Mitch Landrieu, the national co-chair of President Biden’s reelection campaign, on Sunday defended the president’s response to the pro-Palestinian protests on college campuses, despite some criticizing him for taking too long.
CNN anchor Jake Tapper asked Mr. Landrieu why it took Mr. Biden more than a week to address the nation about the protests, even after Orthodox rabbis at Columbia University told Jewish students to leave campus if they didn’t feel safe.
“First of all, the FIrst Amendment is critically important. The president has always believed that people want to have the opportunity to redress their grievances against the government. This is not something new,” Mr. Landrieu said on “State of the Union.”
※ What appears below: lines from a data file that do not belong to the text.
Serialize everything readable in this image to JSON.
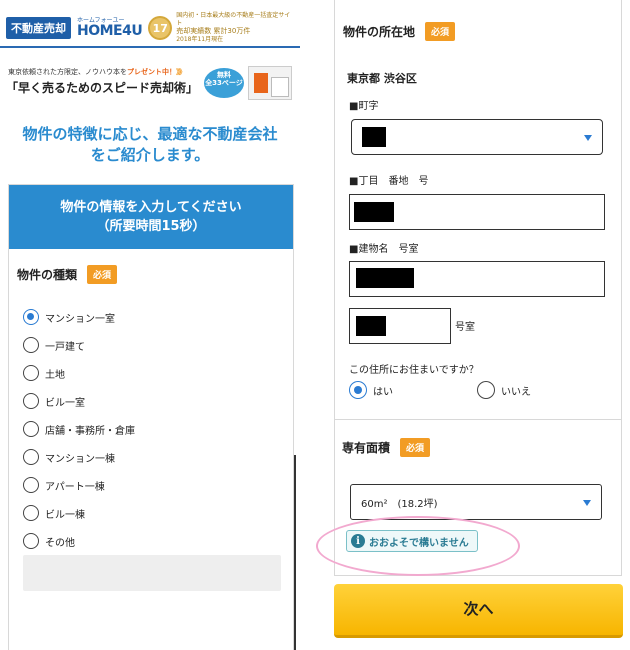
{
  "left": {
    "brand": {
      "badge": "不動産売却",
      "logo_kana": "ホームフォーユー",
      "logo_name": "HOME4U",
      "anniv": "17",
      "text_line1": "国内初・日本最大級の不動産一括査定サイト",
      "text_line2": "売却実績数 累計30万件",
      "text_date": "2018年11月現在"
    },
    "promo": {
      "line1_a": "東京依頼された方限定、ノウハウ本を",
      "line1_highlight": "プレゼント中！",
      "line1_arrows": "》》》",
      "line2": "「早く売るためのスピード売却術」",
      "free_label": "無料",
      "pages_label": "全33ページ"
    },
    "headline_line1": "物件の特徴に応じ、最適な不動産会社",
    "headline_line2": "をご紹介します。",
    "card": {
      "header_line1": "物件の情報を入力してください",
      "header_line2": "（所要時間15秒）",
      "field_label": "物件の種類",
      "required": "必須",
      "options": [
        "マンション一室",
        "一戸建て",
        "土地",
        "ビル一室",
        "店舗・事務所・倉庫",
        "マンション一棟",
        "アパート一棟",
        "ビル一棟",
        "その他"
      ],
      "selected_index": 0
    }
  },
  "right": {
    "location": {
      "label": "物件の所在地",
      "required": "必須",
      "prefecture_city": "東京都 渋谷区",
      "town_label": "■町字",
      "block_label": "■丁目　番地　号",
      "building_label": "■建物名　号室",
      "room_suffix": "号室",
      "question": "この住所にお住まいですか？",
      "yes": "はい",
      "no": "いいえ",
      "resides_selected": "yes"
    },
    "area": {
      "label": "専有面積",
      "required": "必須",
      "selected_value": "60m²　(18.2坪)",
      "approx_note": "おおよそで構いません"
    },
    "next_button": "次へ"
  },
  "colors": {
    "brand_blue": "#1f5fa8",
    "accent_blue": "#2a8bcf",
    "required_orange": "#f29c24",
    "next_yellow": "#f7b500",
    "highlight_pink": "#f2a9cf"
  },
  "icons": {
    "info": "info-icon",
    "dropdown": "caret-down-icon"
  }
}
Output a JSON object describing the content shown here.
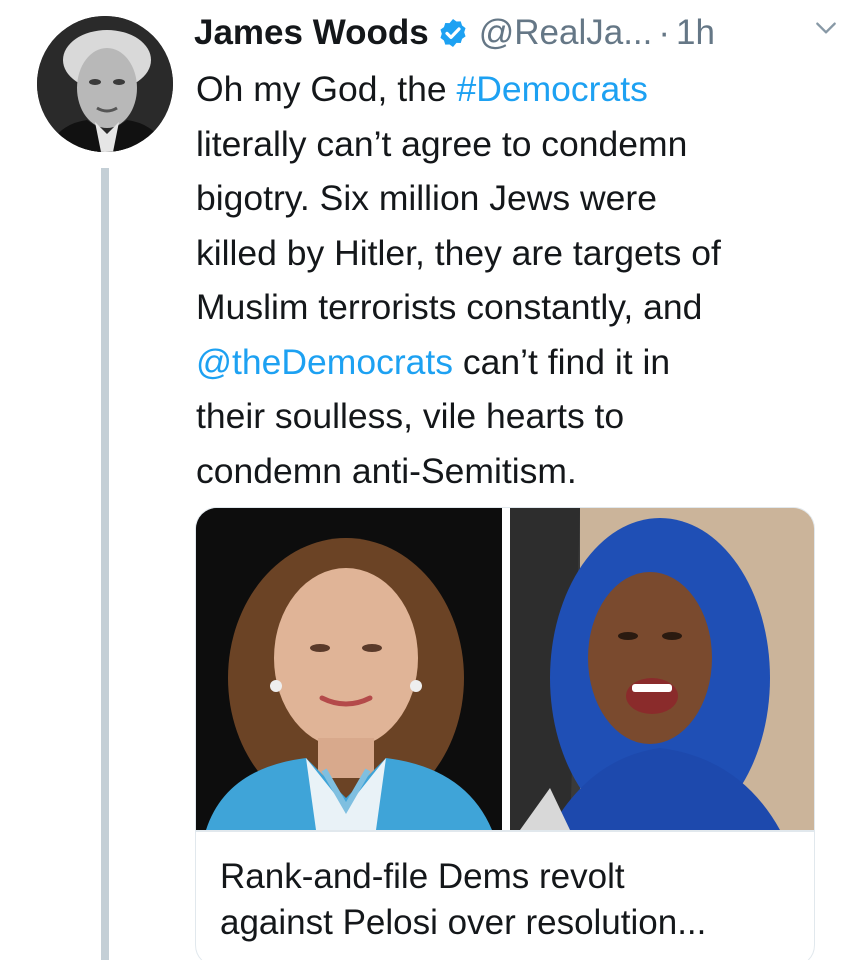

“The president has been very strong about this from the beginning, and the president came out the other day, and as he said, as he has always said, he understands that people have a right to protest, but they have to do so peacefully,” he said. “But when it turns violent, that’s when things have to end.”
Mr. Biden last week condemned the college campus protests that have turned violent.
“Violent protest is not protected, peaceful protest is,” the president said. “It’s against the law when violence occurs. Destroying property is not a peaceful protest.”
“Dissent is essential to democracy, but dissent must never lead to disorder or to denying the rights of others so students can finish the semester and their college education,” he said.
Mr. Landrieu said Mr. Biden has been “very clear [and] very strong” in speaking out against antisemitism and Islamophobia.
“Very passionate opinions on both sides of this issue,” he said. “The president has been handling it very, very well and he’s going to continue to do so.”
He said the comparison of these protests and the Vietnam War protests made by Sen. Bernard Sanders, Vermont independent, is “an over exaggeration.”
“This is a very different circumstance,” Mr. Landrieu said. “I think that people who actually lived through that very difficult time, they would say that this isn’t comparable. However, that is not to say that this is not a very serious matter.”